I was desperate for Southland to beat Otago in the first full-blooded defence of 2010. I’d harboured a grudge against Otago rugby for a long time. I don’t really know why. No other game mattered.
It was a brutal encounter. Otago led 12-9 and there was a horrible feeling that they were going to break their own 53-year Shield drought. Then Otago flanker Eben Joubert, who was having a massive game, injured his shoulder when a scrum collapsed on him and had to go off. Jamie Mackintosh scored for Southland and the Shield was retained. Glory days.
The only thing better than one successful Shield defence is another, and another. It was a heck of a season.
There were six successful defences in all. A first-ever win in Hamilton. The snow which caused heartbreak for farmers and the ILT Stadium collapse, followed by an uplifting first win over Auckland since 1971.

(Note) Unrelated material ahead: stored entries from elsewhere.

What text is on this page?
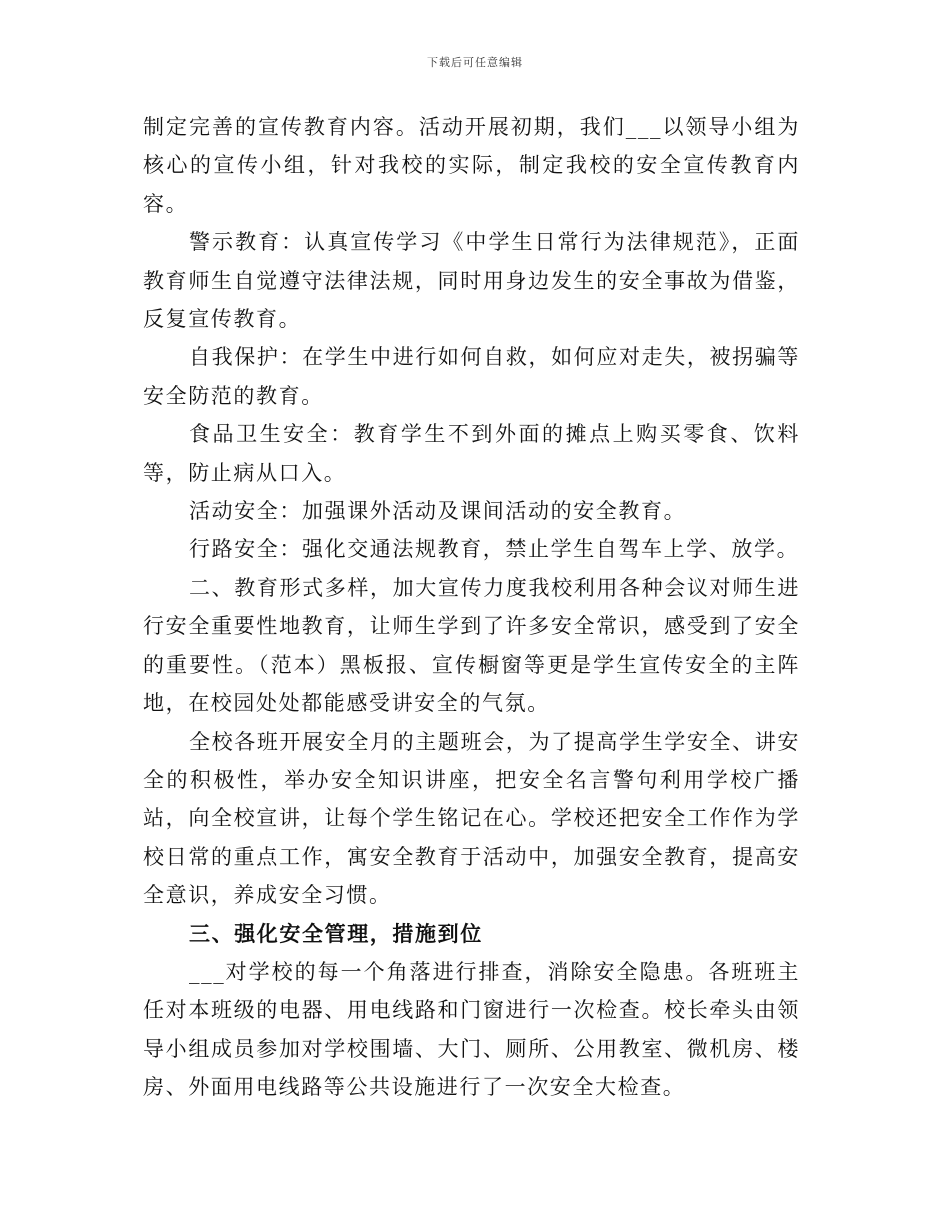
下载后可任意编辑

制定完善的宣传教育内容。活动开展初期，我们___以领导小组为核心的宣传小组，针对我校的实际，制定我校的安全宣传教育内容。

警示教育：认真宣传学习《中学生日常行为法律规范》，正面教育师生自觉遵守法律法规，同时用身边发生的安全事故为借鉴，反复宣传教育。

自我保护：在学生中进行如何自救，如何应对走失，被拐骗等安全防范的教育。

食品卫生安全：教育学生不到外面的摊点上购买零食、饮料等，防止病从口入。

活动安全：加强课外活动及课间活动的安全教育。

行路安全：强化交通法规教育，禁止学生自驾车上学、放学。

二、教育形式多样，加大宣传力度我校利用各种会议对师生进行安全重要性地教育，让师生学到了许多安全常识，感受到了安全的重要性。（范本）黑板报、宣传橱窗等更是学生宣传安全的主阵地，在校园处处都能感受讲安全的气氛。

全校各班开展安全月的主题班会，为了提高学生学安全、讲安全的积极性，举办安全知识讲座，把安全名言警句利用学校广播站，向全校宣讲，让每个学生铭记在心。学校还把安全工作作为学校日常的重点工作，寓安全教育于活动中，加强安全教育，提高安全意识，养成安全习惯。

三、强化安全管理，措施到位

___对学校的每一个角落进行排查，消除安全隐患。各班班主任对本班级的电器、用电线路和门窗进行一次检查。校长牵头由领导小组成员参加对学校围墙、大门、厕所、公用教室、微机房、楼房、外面用电线路等公共设施进行了一次安全大检查。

Jason Rutledge joined father Leicester - the Stagfather – as a Southland centurion. In another era his form – that tackle on Aled de Malmanche in the 7-6 win over Waikato – would have been good enough to earn All Black selection.
It was a bruising campaign. Close finishes meant the starting 15 carried the bulk of the load. Southland had the same win/loss ratio as semifinalists Wellington but not enough bonus points to make the playoffs.
I don’t really want to go into the aftermath of that season. We broke the story of Rugby Southland’s financial crisis on New Year’s Day, 2011. I was at the Tuatapere Sports Day and it was all anyone wanted to talk about. I knew why, it felt like a kick in the guts.
I remember doing an interview on Radio Sport in the morning. The insinuation was that Southland had bought their Shield success, rather than earned it. It wasn’t true, but it was easy to see how cynics could paint it that way.
My abiding memory from that time, however, is what a truly powerful, unifying force sport can be.
The community came together around the Ranfurly Shield and Rugby Southland did a great job of sharing the Shield with the community.
The Shield is an enduring piece of New Zealand rugby silverware, but it suffers when it stays in one place for too long, and Southland helped revive the mana of the log of wood at a time when it really needed it.
Southland's rugby story has long been about aspiring to be something more than our resources should allow. We are the underdog, the perennial battler. Those who are still invested in the Stags get that.
Success is always hard-earned and well savored. As it was in 2009. As it will be again in the future.